5 Rules for a Successful Practice
1. Practice with quality first, then quantity.
Repetition first starts with quality. Once you have the quality, you increase the quantity. Repetition is not one or the other, quality or quantity. It has to be quality first, and then quantity. Without this important detail, you are missing both the reason for practice, and the life lesson that is there for your child to learn.
2. Repetition.
If you think doing something 5 times is going to do the trick for them, think again. If someone told you to do 50 push ups today, how long would it take you to make 50 push ups easy with perfect form? Probably a while. When you teach your dog a new trick, how long does it take them to understand the trick and perform it easily and consistently? Usually a while. When you watch your child try to write their name at 3 years old, 4 years old, 5, 6, 7, it increasingly gets better, but slowly over years even though they write it almost every day. Their handwriting will look drastically better at 16 than it will at 4. It takes repetition.
Just because you did something for a week, doesn't mean your repetitions were exactly right. It doesn't mean it’s perfect and you get to move on, and it doesn't always mean it’s ready to be built on yet. Repetition builds muscle memory, brain to body to ear connection, and refines their skills.
3. Patience.
When someone yells at you, do you ever feel more motivated? Ready to work harder? Most people don’t, and actually dwell on the fact that they've been scolded or yelled at, and find it harder to concentrate. Patience will help the child feel safe to make mistakes with you, and try their hardest. Patience will allow space for repetitions, praise, building confidence, and a practice that makes them feel accomplished. If you feel yourself boiling over during practice time and cannot maintain your patience, ask yourself why you are frustrated? Is it because of the length of time it is taking your child to understand? Is it because you don’t know if you are doing it right? Is it because of something that happened to you earlier that day and you brought your own problems to your child’s practice that day? Take a moment to let it go, and bring it up to your teacher at your next lesson.
4. One point practicing.
Focus on one point, stay after it, stay on it, don’t give up, and don’t add more. The point of this is to draw as many connections for them as possible. It may seem obvious to us, but to a child, they need help connecting the dots. The other reason for this is because it is hard to spin a lot of plates at once, as we all know. If you want them to be successful at one thing, have them be successful at that one thing. Trying to do too much will be too hard for them, too much to handle, and too overwhelming, and not maintainable.
5. Consistency.
Things that should stay consistent if possible:
-Time of day. Try to stick to the same time of day if you can, so that the practice is more expected and they know thats what they do at that time every day no matter what. It eliminates arguments, practice resistance, and keeps your schedule maintainable.

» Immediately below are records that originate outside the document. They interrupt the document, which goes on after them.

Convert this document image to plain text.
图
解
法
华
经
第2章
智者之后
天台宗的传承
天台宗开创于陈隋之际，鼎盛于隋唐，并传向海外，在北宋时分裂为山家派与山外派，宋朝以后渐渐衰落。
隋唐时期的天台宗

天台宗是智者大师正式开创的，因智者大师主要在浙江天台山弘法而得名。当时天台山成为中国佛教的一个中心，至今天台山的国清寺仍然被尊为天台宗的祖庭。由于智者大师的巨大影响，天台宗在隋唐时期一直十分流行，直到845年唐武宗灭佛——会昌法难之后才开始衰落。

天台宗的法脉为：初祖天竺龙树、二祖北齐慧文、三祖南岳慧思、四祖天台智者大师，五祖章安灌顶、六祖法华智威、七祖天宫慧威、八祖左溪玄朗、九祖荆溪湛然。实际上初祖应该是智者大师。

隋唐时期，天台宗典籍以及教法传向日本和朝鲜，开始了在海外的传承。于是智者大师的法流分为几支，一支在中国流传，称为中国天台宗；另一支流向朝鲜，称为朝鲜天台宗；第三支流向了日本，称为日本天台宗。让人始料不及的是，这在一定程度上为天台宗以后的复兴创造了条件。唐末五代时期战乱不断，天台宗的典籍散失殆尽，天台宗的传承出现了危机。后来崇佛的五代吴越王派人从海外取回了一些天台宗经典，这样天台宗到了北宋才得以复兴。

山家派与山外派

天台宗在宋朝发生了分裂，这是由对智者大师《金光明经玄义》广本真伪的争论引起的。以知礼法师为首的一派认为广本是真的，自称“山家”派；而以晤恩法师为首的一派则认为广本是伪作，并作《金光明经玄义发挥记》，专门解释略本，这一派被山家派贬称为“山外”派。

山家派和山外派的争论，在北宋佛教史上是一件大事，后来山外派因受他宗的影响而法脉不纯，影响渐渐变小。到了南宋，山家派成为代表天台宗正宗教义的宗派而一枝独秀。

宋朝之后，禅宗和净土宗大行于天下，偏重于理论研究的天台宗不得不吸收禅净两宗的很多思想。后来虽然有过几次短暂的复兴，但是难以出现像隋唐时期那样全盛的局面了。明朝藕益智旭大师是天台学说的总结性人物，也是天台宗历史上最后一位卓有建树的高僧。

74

-Practice Parent. when information is being passed from parent to parent, information gets missed or confused, and in some cases the child begins to understand that they don’t need to be as held accountable. If the parent that wasn’t in the lesson is the practice parent for that week, some kids start to argue with the parent that they weren’t in the lesson so they don’t know what the teacher really said, and this can obviously cause problems.
-The way you start and end practice. this means with the bow, with starting with review and ending with your working piece, or with always starting and ending with something they enjoy and are excited about.
-Amount of time. If every day is a different amount of time, this allows for greater chance of fighting for how long you should be practicing, or for anxiety from the child not knowing if its a day where they have to practice for what feels like forever, or if its a quick and dirty practice day. Every day, you should be practicing the amount of time that your lesson is. If your lesson is 30 min, you should be practicing at home for 30 min every day.
-Practice expectations. These include things like quality, good attitude, doing as the teacher has asked, and making it through your checklist of things to cover.
Not every practice will be perfect, and not every week will be successful. However, your top priority is to be your child’s support. Remember that doing these things will make them more successful at their lesson, which means a successful lesson, moving forward, growth, and building confidence and self esteem.